Did you try setting optimize(0) for this procedure?
anishtain4
Principiante
530 Visualizações
Thanks I will ask them there too.
well think I'm using optimization because I compile with the command:
mpif90 -o RB RB.f90
trying to turn it off I tired the following but it gave me a lot of errors:
mpif90 -o0 RB RB.f90
I'm not quiet used to commands since in windows all these stuff were visual options, am I doing it wrong?
Kevin_D_Intel
Funcionário
530 Visualizações
Yes, the first command-line results in default optimization, -O2. The second command line is incorrect. The optimization option uses a capital "O" (e.g."-O0"). The lower-case "o" names the output file.
Ron_Green
Moderador
530 Visualizações
You did not specify which MPI you are using. From your compilation line, I would assume you are NOT using Intel MPI with the Intel compilers - Intel MPI's compilation command to use Intel Fortran would be mpiifort. If you are using MPICH or OpenMPI make sure you built them using Intel Fortran and not gfortran, G95 or g77. We have a knowledge base articles on build those 2 packages with Intel compilers. Pass the -V option to mpif90 and see the verbose output to make sure you're building with ifort.
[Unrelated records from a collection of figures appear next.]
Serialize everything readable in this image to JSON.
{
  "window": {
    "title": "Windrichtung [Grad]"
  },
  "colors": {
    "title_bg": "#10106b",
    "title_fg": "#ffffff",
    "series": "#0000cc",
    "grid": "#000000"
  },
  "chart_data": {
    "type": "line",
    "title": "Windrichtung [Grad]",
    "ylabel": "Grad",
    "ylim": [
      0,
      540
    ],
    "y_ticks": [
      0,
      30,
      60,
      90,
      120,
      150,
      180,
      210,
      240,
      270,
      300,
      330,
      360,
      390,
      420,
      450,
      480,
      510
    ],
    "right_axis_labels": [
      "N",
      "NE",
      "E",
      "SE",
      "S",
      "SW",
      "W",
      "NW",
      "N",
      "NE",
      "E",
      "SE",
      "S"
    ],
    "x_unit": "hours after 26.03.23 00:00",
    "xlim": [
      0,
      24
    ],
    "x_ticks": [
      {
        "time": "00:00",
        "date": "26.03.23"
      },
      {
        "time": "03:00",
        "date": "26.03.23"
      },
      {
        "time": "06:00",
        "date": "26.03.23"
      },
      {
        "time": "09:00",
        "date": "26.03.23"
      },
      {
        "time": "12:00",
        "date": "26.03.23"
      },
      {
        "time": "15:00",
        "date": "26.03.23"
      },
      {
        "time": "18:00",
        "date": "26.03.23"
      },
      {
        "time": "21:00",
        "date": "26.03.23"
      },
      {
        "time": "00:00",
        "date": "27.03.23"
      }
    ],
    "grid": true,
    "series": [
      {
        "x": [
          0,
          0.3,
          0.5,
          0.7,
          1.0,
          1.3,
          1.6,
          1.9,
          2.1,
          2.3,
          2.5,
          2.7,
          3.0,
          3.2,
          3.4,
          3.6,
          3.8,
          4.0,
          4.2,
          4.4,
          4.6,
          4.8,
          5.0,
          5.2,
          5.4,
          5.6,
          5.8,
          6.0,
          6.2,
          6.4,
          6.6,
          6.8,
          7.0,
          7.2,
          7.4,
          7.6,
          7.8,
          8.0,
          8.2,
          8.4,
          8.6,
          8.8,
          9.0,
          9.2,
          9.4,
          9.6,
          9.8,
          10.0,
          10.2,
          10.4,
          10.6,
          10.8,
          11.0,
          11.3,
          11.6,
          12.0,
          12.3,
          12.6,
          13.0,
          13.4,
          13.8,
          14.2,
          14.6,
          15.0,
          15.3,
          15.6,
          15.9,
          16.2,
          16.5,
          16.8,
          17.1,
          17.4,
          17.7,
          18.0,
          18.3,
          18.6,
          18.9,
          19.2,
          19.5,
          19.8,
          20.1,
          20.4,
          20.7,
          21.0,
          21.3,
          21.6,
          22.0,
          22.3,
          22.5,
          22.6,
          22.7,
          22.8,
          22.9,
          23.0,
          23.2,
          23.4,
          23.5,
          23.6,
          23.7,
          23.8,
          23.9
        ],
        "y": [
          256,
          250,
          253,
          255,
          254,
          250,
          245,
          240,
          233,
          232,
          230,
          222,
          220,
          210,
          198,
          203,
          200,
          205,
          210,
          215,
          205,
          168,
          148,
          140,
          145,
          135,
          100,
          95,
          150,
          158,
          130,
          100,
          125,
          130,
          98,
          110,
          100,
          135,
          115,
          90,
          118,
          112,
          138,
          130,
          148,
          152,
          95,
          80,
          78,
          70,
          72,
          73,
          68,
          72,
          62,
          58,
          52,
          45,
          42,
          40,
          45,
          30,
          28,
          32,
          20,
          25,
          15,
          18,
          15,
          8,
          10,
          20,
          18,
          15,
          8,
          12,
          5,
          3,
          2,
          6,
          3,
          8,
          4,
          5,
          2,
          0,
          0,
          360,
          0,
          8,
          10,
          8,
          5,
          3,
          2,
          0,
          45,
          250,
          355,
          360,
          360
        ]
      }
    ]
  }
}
It's also important that when you run the executable, the shell env has sourced ifortvars.sh - if you are running under PBS or some batch system, make sure your env vars are propagated to your remote shells OR your batch script sources ifortvars.sh

Since you're not using Intel MPI, I would say double check how you built the MPI package to make sure the package was built with Intel Fortran. Next, Intel MPI is available for 30 day evaluation, try that package and see if the problem persists.

ron
anishtain4
Principiante
530 Visualizações
The problem was with the optimization, I added the -O0 and it runs good now. I'm using ifort to compile with mpich since I have just installed ifort on my linux, there is no gfortran.